Nigéria
Deux semaines après l’attaque contre l’internat catholique St Mary, à Papiri, l’une des plus graves depuis l’enlèvement des 276 lycéennes de Chibok en 2014, les familles demeurent sans nouvelles de leurs enfants.
Selon l’Association chrétienne du Nigeria, 303 élèves et 12 membres du personnel avaient été enlevés par des hommes armés. Seuls cinquante enfants avaient réussi à fuir dans les heures suivant le rapt.
L’établissement, protégé par de simples gardiens bénévoles non armés, n’a opposé aucune résistance à l’assaut. Depuis, aucun signe de vie des otages, dont certains âgés de six ans, n’a été communiqué. Les ravisseurs, supposés retranchés dans les forêts de l’État du Niger, n’ont formulé aucune revendication.
La crise intervient dans un contexte d’insécurité persistante. Malgré la récente déclaration d’état d’urgence sécuritaire par le président Bola Tinubu et l’annonce du recrutement de milliers de soldats et policiers, les familles estiment que la réponse de l’État reste dramatiquement insuffisante. Le conseiller à la sécurité nationale assure que « les enfants vont bien et seront bientôt de retour », sans fournir de preuve.
L’attente, elle, devient insoutenable. « Nous n’avons reçu aucune information », déplore Emmanuel Bala, président de l’association des parents d’élèves, dont la fille de treize ans a été enlevée.
Une semaine après l’attaque, les parents ont été convoqués pour enregistrer officiellement les disparitions, une démarche initiée après que le gouverneur local a mis en doute le nombre de victimes.
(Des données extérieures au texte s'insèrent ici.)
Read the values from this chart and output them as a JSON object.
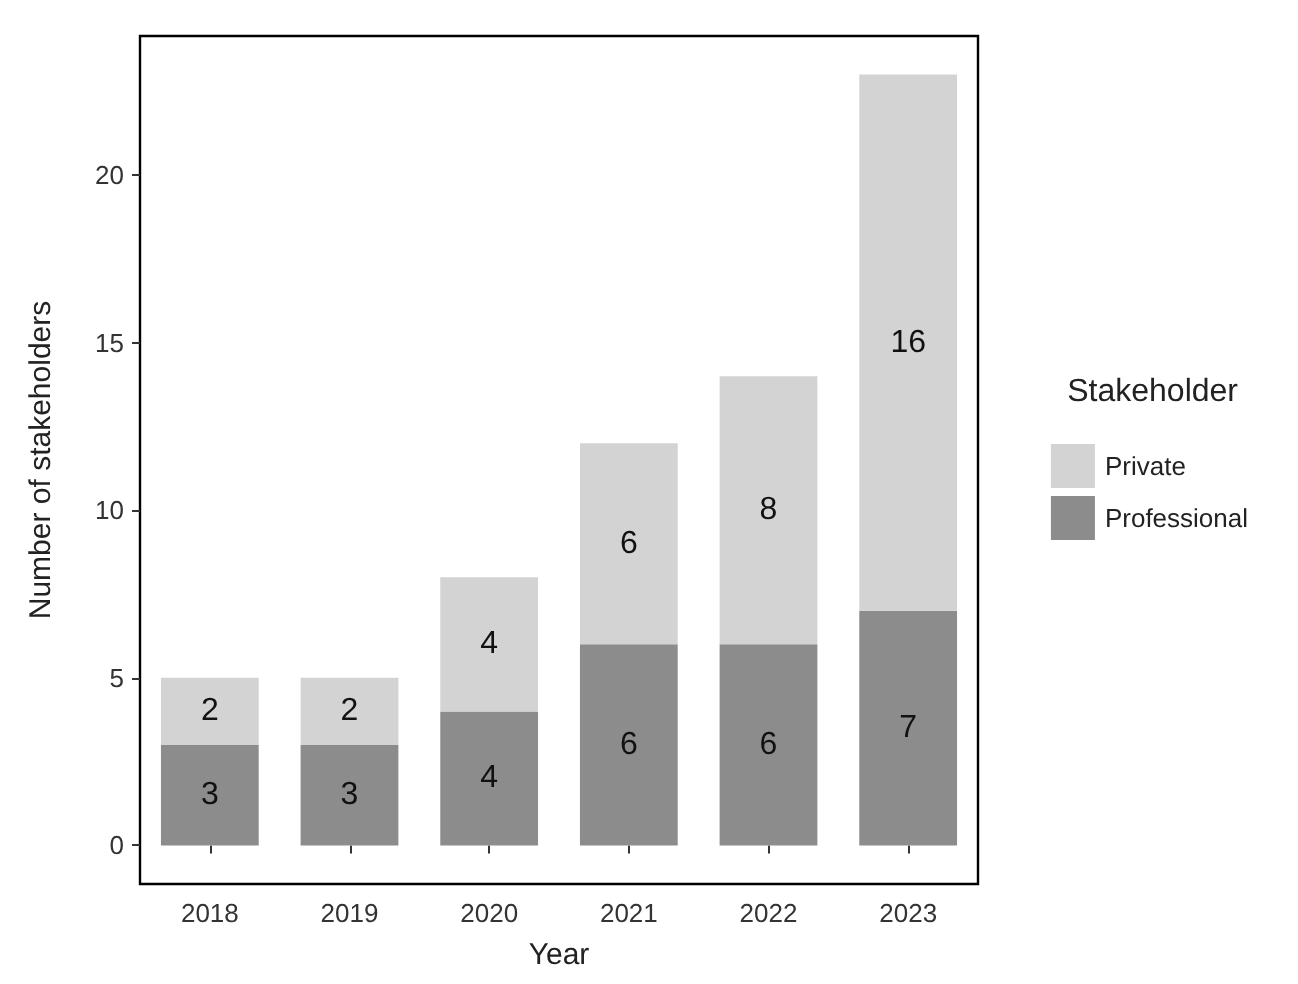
{
  "chart_data": {
    "type": "bar",
    "stacked": true,
    "xlabel": "Year",
    "ylabel": "Number of stakeholders",
    "legend_title": "Stakeholder",
    "legend": "right",
    "grid": false,
    "data_labels": true,
    "categories": [
      "2018",
      "2019",
      "2020",
      "2021",
      "2022",
      "2023"
    ],
    "ylim": [
      -1.15,
      24.15
    ],
    "yticks": [
      0,
      5,
      10,
      15,
      20
    ],
    "series": [
      {
        "name": "Professional",
        "color": "#8c8c8c",
        "values": [
          3,
          3,
          4,
          6,
          6,
          7
        ]
      },
      {
        "name": "Private",
        "color": "#d3d3d3",
        "values": [
          2,
          2,
          4,
          6,
          8,
          16
        ]
      }
    ]
  }
}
La police affirme désormais que 215 élèves sont toujours captifs, tout en reconnaissant que la liste reste incomplète.
Le drame ravive la mobilisation du mouvement #BringBackOurGirls, né après Chibok, qui dénonce une « défaillance systémique » ayant permis l’enlèvement d’au moins 1 800 élèves depuis 2014.
Amnesty International alerte également sur l’impact catastrophique de ces violences sur l’éducation : près de 20 500 écoles auraient été fermées dans le nord depuis l’attaque de St Mary.
Dans un pays où près de 20 millions d’enfants ne sont pas scolarisés, selon les Nations unies, la peur des enlèvements fragilise encore davantage un système éducatif déjà exsangue.